Ecologie

Le train-bragging ou quand les voyageurs se vantent de prendre le train

Le train-bragging ou quand les voyageurs se vantent de prendre le train.

© SrdjanPav

23 août 2022 à 12:00Temps de lecture2 min
Par RTBF avec AFP

On a tous entendu parler du "flight shaming", ce comportement qui consiste à avoir honte de prendre l'avion pour des raisons écologiques. Aujourd'hui, les voyageurs choisissent non seulement de monter à bord des trains mais de s'en vanter.

Avec l'essor des trains de nuit et des petits prix en Europe, le "train-bragging" ne pourrait que mieux rouler.

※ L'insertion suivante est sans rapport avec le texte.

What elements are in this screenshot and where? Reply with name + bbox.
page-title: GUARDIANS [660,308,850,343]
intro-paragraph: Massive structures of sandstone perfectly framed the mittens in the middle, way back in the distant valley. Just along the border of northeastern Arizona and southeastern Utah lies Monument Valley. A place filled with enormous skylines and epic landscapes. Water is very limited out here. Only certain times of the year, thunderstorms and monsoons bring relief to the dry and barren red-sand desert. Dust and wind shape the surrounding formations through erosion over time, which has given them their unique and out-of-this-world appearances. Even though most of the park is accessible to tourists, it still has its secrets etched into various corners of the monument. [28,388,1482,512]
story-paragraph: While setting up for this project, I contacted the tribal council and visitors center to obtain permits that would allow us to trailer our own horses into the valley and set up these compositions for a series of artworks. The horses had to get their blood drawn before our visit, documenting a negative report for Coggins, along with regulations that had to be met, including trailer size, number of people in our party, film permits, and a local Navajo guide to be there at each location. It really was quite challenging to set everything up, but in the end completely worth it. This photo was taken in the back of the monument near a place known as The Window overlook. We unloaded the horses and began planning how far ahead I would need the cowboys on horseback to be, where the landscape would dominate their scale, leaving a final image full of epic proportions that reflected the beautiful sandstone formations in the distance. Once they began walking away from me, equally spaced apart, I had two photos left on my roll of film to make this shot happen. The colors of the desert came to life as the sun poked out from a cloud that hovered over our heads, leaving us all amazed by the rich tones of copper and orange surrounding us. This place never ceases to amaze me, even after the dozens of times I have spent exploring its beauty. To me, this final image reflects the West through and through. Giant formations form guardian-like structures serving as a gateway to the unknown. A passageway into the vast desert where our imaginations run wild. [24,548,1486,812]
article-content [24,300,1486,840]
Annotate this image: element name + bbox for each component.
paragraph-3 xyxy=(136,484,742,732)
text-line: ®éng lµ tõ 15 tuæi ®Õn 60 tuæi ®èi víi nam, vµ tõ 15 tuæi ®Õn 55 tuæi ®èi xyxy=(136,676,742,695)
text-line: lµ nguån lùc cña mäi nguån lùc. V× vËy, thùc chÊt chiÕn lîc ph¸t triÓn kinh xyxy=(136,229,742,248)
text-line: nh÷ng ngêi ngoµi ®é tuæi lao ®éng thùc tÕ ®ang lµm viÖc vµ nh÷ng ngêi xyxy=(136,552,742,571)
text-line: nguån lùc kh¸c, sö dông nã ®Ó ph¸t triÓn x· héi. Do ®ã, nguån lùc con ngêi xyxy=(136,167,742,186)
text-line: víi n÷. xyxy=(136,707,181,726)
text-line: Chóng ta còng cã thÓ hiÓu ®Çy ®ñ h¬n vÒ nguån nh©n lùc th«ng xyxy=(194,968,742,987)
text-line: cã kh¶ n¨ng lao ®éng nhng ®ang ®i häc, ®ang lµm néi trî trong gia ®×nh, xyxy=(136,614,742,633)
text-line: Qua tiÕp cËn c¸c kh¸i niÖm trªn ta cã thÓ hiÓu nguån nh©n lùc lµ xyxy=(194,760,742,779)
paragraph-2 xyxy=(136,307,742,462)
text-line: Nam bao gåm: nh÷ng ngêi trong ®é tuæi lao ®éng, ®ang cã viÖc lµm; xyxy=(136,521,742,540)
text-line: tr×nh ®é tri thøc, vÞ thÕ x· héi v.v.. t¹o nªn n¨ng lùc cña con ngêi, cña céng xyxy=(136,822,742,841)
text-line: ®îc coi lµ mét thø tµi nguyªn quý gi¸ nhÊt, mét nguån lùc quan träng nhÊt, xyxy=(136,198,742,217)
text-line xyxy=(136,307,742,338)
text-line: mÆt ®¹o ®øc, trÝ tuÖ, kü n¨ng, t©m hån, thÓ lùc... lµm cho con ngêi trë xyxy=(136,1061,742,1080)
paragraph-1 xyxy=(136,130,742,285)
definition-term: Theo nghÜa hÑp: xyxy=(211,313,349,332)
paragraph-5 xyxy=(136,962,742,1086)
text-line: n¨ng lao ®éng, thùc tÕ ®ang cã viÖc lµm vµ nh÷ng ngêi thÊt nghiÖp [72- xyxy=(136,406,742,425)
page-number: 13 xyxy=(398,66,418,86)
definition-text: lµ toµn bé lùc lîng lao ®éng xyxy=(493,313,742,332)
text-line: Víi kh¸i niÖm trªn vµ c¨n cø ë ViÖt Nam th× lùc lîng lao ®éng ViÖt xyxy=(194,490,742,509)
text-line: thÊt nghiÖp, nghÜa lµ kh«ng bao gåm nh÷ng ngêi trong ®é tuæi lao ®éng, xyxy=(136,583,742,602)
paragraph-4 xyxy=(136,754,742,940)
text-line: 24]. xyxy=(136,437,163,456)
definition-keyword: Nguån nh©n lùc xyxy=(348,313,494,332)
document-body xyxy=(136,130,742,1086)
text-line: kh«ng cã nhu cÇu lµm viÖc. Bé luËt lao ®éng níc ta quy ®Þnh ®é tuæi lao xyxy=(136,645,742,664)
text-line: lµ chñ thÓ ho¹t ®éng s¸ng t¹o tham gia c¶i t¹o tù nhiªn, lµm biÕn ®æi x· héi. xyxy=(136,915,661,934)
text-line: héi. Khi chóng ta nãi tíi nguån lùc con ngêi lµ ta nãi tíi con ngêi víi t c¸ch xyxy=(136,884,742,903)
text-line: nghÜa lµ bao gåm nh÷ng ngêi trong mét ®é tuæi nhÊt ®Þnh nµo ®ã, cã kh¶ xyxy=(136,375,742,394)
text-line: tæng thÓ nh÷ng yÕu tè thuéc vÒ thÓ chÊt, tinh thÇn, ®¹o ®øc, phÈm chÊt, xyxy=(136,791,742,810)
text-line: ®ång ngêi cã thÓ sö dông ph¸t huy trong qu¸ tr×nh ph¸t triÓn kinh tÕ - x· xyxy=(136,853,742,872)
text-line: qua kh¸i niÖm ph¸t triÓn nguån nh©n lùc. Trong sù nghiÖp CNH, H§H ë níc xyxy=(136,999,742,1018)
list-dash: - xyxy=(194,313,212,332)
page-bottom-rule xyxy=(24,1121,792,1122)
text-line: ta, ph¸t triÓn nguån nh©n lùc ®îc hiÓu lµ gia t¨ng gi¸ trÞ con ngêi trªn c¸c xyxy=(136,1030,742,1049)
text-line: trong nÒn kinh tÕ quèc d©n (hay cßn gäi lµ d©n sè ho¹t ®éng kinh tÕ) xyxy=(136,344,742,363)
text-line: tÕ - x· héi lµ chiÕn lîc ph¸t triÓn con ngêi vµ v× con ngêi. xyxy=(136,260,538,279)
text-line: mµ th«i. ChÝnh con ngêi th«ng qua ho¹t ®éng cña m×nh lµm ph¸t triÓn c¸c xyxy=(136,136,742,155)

Le train émet 80 fois moins de CO2 que l'avion

Comment expliquer le succès du train, surtout dans un contexte de hausse des prix, l'Insee (France) annonçant une augmentation de 14,6% entre avril 2021 et avril 2022 ? Si la motivation des voyageurs est écologique, cela se justifie puisque le train émet en moyenne cinquante fois moins de CO2 par rapport à la voiture, d'après les calculs du ministère de l'Ecologie. Le rapport passe à 80 fois moins quand on le compare à l'avion.

Accompagnant le mouvement du "slow travel" (voyager lentement pour réduire l'empreinte carbone de ses déplacements), le choix du train s'est en effet imposé comme l'une des meilleures solutions.

On se souvient des propos de Greta Thunberg, qui refusait de monter dans un avion pour rejoindre Madrid à l'occasion de la COP25.

Les prises de position de l'adolescente avaient suscité la création d'une expression "le flight shaming", comprendre "la honte de prendre l'avion". En réponse à ce mouvement, un autre phénomène également originaire de Suède avait pris le pas : le "train-bragging". S'il s'agit de présenter le train comme le bon choix pour mieux faire attention à la planète, le comportement des "train-braggers" va plus loin : celui-ci consiste à se vanter de préférer le rail pour réduire l'impact écologique de ses voyages. En anglais, "bragging" signifie en effet "se vanter".

La renaissance du train de nuit européen

La renaissance du train de nuit européen.
La renaissance du train de nuit européen. Justin Pumfrey

A l'origine identifié par le terme suédois "tagskryt", le mouvement ne peut que s'amplifier avec l'essor de nouvelles lignes de train, et notamment des lignes de nuit ressuscitées. En décembre prochain, Zurich devrait être relié à Rome via Milan pour un train nocturne tandis qu'un itinéraire Paris-Berlin est attendu pour décembre 2023 puis un Barcelone-Zurich en décembre 2024.

D'après une étude dédiée au développement de nouvelles lignes de Trains d'Equilibre du Territoire (TET - France), près de dix lignes de trains de nuit pourraient ouvrir à l'horizon 2023. D'après les données chiffrées du ministère français de l'Ecologie, choisir le train de nuit pour un déplacement permet de réduire de 95% les émissions de CO2 du trajet.

Les compagnies multiplient les tarifs réduits

Le retour des trains de nuit ne constituerait pas l'unique raison de se vanter de choisir le train pour voyager plus écolo. Les dernières initiatives successives des compagnies ferroviaires européennes participent largement à observer un temps de réflexion avant de choisir son mode de déplacement pour un prochain voyage.

Dans un contexte où l'inflation atteint les 10% en Espagne, la France a choisi de rendre gratuits à partir du 1er septembre et jusqu'à la fin de l'année les itinéraires à bord des trains de banlieue et de certaines lignes de moyenne distance.

Au Luxembourg, le voyage en train est gratuit depuis février 2020, aussi bien pour les résidents que pour les étrangers.

En Allemagne, les transports locaux et régionaux sont accessibles avec un ticket à neuf euros.